Barry W. Boehm is a mathematician and TRW Professor of Software Engineering, Computer Science Department Director, USC Center for Software Engineering. He started working as a Programmer-Analyst at General Dynamics in 1955 and switched to the Rand Corporation four years later where he was Head of the Information Sciences Department until 1973. From 1973 to 1989 he served as Chief Scientist of the Defense Systems Groupworked at TRW. Afterward he served until 1992 within the U.S. Department of Defense as Director of the Defense Advanced Research Projects Agency (DARPA) Information Science and Technology Office, and as Director of the DDR&E Software and Computer Technology Office.

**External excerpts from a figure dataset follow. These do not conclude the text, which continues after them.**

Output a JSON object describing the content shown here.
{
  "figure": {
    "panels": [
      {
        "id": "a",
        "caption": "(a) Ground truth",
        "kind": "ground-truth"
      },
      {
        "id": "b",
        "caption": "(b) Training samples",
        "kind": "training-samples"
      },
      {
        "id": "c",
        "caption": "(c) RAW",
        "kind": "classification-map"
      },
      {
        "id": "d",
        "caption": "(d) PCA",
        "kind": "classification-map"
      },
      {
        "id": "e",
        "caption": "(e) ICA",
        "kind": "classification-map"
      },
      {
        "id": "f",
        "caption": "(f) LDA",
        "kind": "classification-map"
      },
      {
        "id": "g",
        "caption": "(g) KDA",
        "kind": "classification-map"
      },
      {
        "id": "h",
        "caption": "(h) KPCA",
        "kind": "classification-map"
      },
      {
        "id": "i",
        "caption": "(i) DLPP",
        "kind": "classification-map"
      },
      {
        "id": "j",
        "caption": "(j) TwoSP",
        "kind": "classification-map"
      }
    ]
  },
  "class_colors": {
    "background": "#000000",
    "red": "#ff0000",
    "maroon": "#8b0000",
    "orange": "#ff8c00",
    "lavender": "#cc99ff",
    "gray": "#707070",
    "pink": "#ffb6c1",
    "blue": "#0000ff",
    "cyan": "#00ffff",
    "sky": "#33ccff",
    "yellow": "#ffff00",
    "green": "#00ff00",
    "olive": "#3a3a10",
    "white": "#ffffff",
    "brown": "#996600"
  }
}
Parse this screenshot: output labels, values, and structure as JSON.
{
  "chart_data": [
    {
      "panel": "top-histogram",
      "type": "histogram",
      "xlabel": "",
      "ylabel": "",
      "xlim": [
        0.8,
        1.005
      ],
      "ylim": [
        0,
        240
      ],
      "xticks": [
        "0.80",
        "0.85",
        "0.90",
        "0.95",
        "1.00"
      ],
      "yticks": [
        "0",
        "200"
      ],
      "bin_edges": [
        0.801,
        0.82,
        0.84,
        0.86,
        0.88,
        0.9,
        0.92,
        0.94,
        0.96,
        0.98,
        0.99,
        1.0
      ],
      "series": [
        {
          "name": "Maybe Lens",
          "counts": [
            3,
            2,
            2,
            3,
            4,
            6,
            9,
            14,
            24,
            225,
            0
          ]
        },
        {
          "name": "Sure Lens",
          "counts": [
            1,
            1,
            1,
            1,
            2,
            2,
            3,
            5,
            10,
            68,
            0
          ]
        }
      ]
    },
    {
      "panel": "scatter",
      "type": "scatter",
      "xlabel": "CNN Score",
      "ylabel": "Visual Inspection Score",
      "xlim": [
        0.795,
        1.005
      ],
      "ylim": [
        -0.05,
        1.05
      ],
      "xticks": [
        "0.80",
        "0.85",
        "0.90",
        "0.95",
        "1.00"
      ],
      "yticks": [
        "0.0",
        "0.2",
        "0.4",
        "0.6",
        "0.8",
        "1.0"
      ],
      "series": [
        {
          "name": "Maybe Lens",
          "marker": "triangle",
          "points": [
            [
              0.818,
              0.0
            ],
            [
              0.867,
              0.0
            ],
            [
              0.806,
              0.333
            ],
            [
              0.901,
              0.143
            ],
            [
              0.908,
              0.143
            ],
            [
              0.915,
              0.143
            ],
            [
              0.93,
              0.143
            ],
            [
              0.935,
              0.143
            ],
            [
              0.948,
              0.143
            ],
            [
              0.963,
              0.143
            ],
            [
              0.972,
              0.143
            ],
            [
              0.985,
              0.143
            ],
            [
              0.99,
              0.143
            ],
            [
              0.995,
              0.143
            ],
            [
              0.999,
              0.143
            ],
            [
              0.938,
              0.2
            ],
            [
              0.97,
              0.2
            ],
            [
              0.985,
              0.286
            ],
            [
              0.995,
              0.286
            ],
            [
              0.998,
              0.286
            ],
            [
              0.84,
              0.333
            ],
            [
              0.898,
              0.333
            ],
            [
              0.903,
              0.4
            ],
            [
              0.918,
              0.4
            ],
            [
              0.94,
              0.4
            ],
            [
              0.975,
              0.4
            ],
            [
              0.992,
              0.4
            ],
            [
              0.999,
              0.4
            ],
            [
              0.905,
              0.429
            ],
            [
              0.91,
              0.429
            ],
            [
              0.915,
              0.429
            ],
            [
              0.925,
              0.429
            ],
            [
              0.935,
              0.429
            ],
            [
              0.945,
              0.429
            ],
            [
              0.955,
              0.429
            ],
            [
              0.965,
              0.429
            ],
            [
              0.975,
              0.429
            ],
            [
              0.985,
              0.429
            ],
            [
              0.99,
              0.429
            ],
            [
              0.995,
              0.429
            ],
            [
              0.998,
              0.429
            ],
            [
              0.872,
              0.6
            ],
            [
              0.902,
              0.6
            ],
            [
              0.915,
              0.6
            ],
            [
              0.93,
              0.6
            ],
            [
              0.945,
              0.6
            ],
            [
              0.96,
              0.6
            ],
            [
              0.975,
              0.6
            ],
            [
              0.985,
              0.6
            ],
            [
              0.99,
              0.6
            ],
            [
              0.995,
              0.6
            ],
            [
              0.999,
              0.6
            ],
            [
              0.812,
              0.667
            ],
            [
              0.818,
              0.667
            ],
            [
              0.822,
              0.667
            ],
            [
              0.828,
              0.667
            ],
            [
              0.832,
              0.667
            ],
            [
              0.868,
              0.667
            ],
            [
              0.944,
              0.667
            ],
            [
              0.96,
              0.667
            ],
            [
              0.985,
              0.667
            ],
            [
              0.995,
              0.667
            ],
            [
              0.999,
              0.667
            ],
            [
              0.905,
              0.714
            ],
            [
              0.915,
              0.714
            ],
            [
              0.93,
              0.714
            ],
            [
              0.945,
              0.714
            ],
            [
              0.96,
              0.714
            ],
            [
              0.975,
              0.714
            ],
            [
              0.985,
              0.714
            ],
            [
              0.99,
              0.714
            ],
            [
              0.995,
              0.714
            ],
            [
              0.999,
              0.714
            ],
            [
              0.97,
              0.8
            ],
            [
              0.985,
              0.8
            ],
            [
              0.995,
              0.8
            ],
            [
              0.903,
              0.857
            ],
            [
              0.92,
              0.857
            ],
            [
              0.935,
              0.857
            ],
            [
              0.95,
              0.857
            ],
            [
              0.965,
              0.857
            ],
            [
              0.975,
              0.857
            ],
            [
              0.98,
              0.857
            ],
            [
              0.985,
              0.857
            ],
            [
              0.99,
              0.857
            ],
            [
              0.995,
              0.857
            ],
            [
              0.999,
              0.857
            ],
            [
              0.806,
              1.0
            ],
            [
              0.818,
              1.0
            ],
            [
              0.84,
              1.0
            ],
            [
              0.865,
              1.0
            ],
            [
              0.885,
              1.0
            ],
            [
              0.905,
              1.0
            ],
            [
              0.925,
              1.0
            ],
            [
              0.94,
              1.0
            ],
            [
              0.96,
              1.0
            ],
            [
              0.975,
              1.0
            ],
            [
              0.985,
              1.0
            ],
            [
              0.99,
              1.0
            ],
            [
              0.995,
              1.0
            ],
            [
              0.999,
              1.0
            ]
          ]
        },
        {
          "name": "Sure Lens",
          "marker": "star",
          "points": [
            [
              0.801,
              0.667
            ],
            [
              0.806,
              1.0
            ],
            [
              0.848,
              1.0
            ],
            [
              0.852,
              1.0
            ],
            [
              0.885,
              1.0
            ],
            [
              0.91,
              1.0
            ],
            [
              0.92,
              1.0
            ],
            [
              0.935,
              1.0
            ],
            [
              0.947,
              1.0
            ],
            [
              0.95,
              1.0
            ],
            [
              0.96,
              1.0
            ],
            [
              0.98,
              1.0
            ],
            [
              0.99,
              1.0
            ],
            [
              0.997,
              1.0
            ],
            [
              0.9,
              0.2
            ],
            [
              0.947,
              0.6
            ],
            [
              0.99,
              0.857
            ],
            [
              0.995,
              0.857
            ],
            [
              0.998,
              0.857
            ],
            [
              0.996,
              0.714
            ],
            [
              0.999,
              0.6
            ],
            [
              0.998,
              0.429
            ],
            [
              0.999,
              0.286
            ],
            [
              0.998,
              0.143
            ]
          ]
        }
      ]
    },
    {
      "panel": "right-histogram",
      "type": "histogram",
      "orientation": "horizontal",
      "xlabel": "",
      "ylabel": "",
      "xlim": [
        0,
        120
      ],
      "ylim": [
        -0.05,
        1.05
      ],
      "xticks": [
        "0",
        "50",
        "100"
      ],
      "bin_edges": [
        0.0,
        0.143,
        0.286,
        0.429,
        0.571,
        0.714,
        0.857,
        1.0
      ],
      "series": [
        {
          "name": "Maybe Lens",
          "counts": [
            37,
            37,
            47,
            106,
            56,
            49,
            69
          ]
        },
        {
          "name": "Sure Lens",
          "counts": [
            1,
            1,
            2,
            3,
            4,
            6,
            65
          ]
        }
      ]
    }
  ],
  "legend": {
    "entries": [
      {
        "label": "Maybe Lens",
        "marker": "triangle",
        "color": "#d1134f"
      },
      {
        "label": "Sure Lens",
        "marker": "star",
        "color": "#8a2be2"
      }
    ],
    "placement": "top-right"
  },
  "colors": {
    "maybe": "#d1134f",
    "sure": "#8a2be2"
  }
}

He is known for his many contributions to software engineering including “the Constructive Cost Model (COCOMO), the Spiral Model of the software process, the Theory W (win-win) approach to software management and requirements determination and two advanced software engineering environments: the TRW Software Productivity System and Quantum Leap Environment.” He defined the Spiral Model in his 1986 article “A Spiral Model of Software Development and Enhancement.” The Spiral Model is a risk based approach which combines characteristics of evolutionary prototyping with the Waterfall Model. As envisioned by Boehm, the Spiral Model is intended for large, complex projects with durations of 6 months to 2 years. This iterative model influenced Model-Based Architecture and Software Engineering (MBASE) and Extreme Programming.
The United States Army adopted the Spiral Model for the development and upgrades of its Future Combat Systems (FCS) modernization program. Officially launched in 2003, FCS was foreseen to equip troops with manned and unmanned vehicles connected through an extraordinarily fast and flexible real-time battlefield network. The project was apportioned to four 2-year development spirals. Spiral 1 was scheduled to begin in FY2008 and deliver prototypes for use and evaluation. Following a successful Spiral 1 evaluation, Spiral 2 was scheduled to commence in FY2010. Production deployment as planned for 2015.
In August 2005, Boeing announced the completion of the project’s first major milestone, the Systems of Systems Functional Review. Boeing Company and Science Applications International Corporation (SAIC) we’re co-leads for the systems integration, coordinating more than 550 contractors and subcontractors in 41 states. By October 2005, the Pentagon recommended delaying the FCS project due to the high cost impact of the Iraq War, Hurricane Katrina relief efforts and the anticipation of future budget reductions. Budget cuts did arise and the project was canceled in June 2009. While the Spiral Model is suited for large projects, it never had the chance to prove its benefits in the intricate $3B interoperable, distributed combat related mission.
Today the Spiral Model has found a welcome home in the gaming industry. The large (>$3M) projects and continuously shifting goals of gaming systems development and resolutions achieved through evolutionary prototyping has created a demand for the process. For every spiral’s iteration, there are four activity quadrants which are:
- Determine objectives, alternatives and constraints:
- System requirements are defined in as much detail as possible and include artifacts for functionality, performance, hardware/software interfaces, key success metrics, etc.
- Alternatives such as build vs. buy, can we reuse existing components or do we sub-contract are examined
- Constraints such as cost, schedule and interfaces are addressed
- Identify and resolve risks, evaluate alternatives:
- All possible and available alternatives for developing a cost effective project are evaluated and strategies developed to determinate their use
- Identify and resolve all the possible risks in the project such as lack of experience, new technology, tight schedules, poor process, etc.
- Resolve any found risks and uncertainties. Subset reviews may be commissioned to investigate other process models until all high risk situations are resolved
- Development and test: Prototype the system from the preliminary design. Follow the usual pattern of create and review design, code, inspect code and test
- Plan the next iteration:
- Review the first prototype for strengths, weaknesses, and risks
- Elicit the requirements for the second prototype
- Plan and design the second prototype;
- Create the project plan
- Document the configuration management plan
- Construct a test plan
- Devise an installation plan
As the spirals progress and development intensifies, increasingly detailed system elaborations are defined, culminating in incremental releases of the system’s operational capability. A couple of the major problems with this approach are that spirals may continue indefinitely and each spiral is its own waterfall. It is iterative in terms of the delivery of evolutionary prototypes and linear in terms of how those prototypes are evaluated for risk and constructed. For the most part it’s best to avoid long-term project commitments due to potential changes in business priorities.